Still, you re-appointed him. The Sheriffs’ Association endorsement meant a lot, didn’t it?
So please, Governor, don’t try to take the high road on this issue. The auditor’s report did not uncover a single problem that had not already been publicized on LouisianaVoice.
For three years.
And now, like Lady Macbeth, you’re trying to get the spot out. But it won’t wash.
But enough of that. Back to Mike Edmonson’s letter.
“As you of all people know,” he wrote to Purpera, “the protocol used…is to provide the recipient (of an audit), whether it is an individual, a public board, or another public body, with a confidential draft report to afford the responding party and opportunity to address the statements in the draft report before it is publicly disseminated.
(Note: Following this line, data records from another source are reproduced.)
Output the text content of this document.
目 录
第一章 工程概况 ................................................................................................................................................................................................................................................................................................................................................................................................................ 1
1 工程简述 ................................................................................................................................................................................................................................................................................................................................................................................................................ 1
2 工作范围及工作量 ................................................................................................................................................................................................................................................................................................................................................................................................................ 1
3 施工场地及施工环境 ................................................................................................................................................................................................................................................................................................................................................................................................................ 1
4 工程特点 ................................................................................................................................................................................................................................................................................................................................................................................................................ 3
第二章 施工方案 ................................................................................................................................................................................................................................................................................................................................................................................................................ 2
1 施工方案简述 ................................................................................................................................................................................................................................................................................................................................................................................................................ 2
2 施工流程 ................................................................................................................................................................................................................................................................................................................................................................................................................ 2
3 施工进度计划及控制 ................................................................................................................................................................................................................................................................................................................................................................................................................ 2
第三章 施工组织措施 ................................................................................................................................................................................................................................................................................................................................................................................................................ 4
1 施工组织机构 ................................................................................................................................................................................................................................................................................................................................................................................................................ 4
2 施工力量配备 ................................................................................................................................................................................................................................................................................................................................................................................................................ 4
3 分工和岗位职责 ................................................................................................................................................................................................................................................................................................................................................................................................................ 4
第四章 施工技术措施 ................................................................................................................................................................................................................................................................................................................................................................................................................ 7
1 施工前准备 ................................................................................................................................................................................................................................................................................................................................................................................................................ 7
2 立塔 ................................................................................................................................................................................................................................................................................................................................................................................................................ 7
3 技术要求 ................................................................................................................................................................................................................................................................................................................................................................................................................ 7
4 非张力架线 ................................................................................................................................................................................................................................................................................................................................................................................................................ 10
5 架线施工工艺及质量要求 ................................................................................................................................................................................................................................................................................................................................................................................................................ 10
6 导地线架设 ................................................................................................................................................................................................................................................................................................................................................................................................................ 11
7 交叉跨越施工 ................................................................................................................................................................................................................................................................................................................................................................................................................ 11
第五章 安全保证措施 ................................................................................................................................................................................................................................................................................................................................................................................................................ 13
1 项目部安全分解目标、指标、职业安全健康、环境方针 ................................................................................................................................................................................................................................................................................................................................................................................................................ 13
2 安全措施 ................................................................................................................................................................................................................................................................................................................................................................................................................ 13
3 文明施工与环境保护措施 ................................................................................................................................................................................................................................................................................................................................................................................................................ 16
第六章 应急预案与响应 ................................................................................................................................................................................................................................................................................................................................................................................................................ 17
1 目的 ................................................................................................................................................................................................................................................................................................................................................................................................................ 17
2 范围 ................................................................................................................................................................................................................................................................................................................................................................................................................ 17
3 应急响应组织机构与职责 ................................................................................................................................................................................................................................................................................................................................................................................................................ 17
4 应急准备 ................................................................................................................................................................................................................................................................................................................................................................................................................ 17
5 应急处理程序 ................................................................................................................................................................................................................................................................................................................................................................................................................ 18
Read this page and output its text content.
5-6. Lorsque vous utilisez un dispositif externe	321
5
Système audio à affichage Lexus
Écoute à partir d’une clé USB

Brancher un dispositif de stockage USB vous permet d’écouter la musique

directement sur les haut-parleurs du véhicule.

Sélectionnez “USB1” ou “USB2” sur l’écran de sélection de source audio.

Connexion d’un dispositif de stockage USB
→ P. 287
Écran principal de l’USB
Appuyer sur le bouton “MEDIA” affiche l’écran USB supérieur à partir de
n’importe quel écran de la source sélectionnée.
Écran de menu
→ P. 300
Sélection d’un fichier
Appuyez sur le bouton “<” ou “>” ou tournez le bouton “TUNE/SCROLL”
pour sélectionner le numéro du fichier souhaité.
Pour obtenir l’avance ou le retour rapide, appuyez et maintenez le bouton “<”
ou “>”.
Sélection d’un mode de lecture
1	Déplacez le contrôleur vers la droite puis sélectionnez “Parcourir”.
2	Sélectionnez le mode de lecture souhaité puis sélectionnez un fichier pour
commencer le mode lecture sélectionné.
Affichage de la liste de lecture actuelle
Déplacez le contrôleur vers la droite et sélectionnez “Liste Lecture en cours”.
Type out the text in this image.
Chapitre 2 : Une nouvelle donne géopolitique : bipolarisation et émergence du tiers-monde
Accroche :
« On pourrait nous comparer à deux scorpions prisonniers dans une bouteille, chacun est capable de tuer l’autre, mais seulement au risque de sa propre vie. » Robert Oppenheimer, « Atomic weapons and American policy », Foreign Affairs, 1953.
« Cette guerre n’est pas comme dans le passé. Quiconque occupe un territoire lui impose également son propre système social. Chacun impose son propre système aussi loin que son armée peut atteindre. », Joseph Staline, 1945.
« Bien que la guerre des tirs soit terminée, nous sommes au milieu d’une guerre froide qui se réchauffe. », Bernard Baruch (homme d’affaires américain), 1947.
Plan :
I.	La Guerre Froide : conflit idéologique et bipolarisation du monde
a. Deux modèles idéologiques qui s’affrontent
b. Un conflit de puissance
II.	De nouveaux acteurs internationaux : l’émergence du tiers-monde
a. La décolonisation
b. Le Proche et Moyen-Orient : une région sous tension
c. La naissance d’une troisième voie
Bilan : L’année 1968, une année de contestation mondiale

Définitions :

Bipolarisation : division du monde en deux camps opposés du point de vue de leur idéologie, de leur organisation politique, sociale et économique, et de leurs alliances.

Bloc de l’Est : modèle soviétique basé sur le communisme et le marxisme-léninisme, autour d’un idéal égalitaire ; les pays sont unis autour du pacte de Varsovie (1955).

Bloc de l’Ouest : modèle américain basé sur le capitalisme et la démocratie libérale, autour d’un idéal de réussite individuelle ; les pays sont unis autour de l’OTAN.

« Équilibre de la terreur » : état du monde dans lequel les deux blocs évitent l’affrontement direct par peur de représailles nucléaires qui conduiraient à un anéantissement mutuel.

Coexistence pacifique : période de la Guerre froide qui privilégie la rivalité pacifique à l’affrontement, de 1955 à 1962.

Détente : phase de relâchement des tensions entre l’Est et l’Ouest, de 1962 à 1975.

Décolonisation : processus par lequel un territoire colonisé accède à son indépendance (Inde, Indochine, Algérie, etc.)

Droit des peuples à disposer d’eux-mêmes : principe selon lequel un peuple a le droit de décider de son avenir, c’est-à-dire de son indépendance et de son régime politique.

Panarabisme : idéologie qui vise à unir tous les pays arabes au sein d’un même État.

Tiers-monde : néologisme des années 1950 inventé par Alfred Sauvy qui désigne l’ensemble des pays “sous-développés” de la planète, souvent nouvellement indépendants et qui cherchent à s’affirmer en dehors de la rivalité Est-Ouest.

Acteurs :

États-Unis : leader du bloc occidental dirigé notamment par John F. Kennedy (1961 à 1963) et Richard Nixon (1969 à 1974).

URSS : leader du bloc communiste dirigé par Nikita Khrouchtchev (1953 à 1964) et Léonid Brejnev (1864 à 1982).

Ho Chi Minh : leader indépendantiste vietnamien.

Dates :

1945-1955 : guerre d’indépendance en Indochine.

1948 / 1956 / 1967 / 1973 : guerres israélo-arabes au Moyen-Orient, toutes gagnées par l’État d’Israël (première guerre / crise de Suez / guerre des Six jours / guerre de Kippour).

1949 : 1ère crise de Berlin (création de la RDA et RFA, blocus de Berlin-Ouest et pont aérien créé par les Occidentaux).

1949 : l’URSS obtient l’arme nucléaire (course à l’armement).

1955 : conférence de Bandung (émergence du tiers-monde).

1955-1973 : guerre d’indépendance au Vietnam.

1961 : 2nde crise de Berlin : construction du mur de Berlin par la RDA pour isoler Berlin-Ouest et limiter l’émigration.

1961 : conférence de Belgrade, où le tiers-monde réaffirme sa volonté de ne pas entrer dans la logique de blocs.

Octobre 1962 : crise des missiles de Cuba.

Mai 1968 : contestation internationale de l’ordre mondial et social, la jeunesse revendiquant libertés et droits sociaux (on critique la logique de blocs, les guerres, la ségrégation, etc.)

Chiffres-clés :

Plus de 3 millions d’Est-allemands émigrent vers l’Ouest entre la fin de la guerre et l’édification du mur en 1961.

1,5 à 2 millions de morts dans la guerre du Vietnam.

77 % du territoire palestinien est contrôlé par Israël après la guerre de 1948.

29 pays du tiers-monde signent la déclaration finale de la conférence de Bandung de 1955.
“For inexplicable reasons, the confidential draft report regarding me and the Louisiana State Police was leaked to the media and the contents of the draft then was (sic) disseminated to media outlets throughout the State—all before I could respond to the various contentions (sic). Realizing the inherent unfairness to me, the residents of our State, as well as respect for the normal procedures, I trust your office has begun an investigation into this improper conduct and will soon report your findings.
“…Given the publication of large segments of a preliminary commentary, and the apparent breach of normal practices that seems to have disclosed the entirety of the confidential draft report, I am now constrained (sic) to notify you that you can release the report and provide your report to the Louisiana State Senate this week. I, in turn, will promptly deliver my response feeling confident the residents of this State will not prematurely reach conclusions until all of the facts are presented. That is the way the process works, that is the only impartial and objective approach, and I strongly believe that is what our fellow citizens expect.”
First of all, Mike, the contents of the audit were not disseminated to “media outlets throughout the state.” Two media outlets had it and they were news partners—the Baton Rouge Advocate and WWL-TV in New Orleans. That was it. Not throughout the state. Not even throughout Baton Rouge.
Second, there were only two copies of the audit. One went to LSP and the other to Edmonson. And the one to Edmonson was the only one with a cover letter to Edmonson himself—and that was the one that was released. WWL-TV even flashed a copy of that COVER LETTER on screen when it aired its story about the audit.
Ergo, there is only one way that audit could have been leaked: from Mike Edmonson himself or someone acting on his behalf. The motive could only be what Edmonson expressed in his letter: to allow him to claim he was treated unfairly and that his defense has been compromised by the prejudicial release of the audit before he could respond.
Unsurprisingly, when LouisianaVoice first called attention to WWL’s posting a copy of that cover letter, the station promptly took the story down. But screen shots of the letter were captured by viewers who apparently anticipated just such a move.
oOo
Editor’s Note: There’s a lot going on with this audit that cannot be covered in a single story. For example, Reeves and several of the troopers involved in that San Diego trip have responded to the audit in writing. One of those responses was 16 pages in length.
Plus, there was a meeting Thursday of the Legislative Audit Advisory Committee which had some interesting exchanges.
LouisianaVoice will be taking these on in separate stories over the coming days.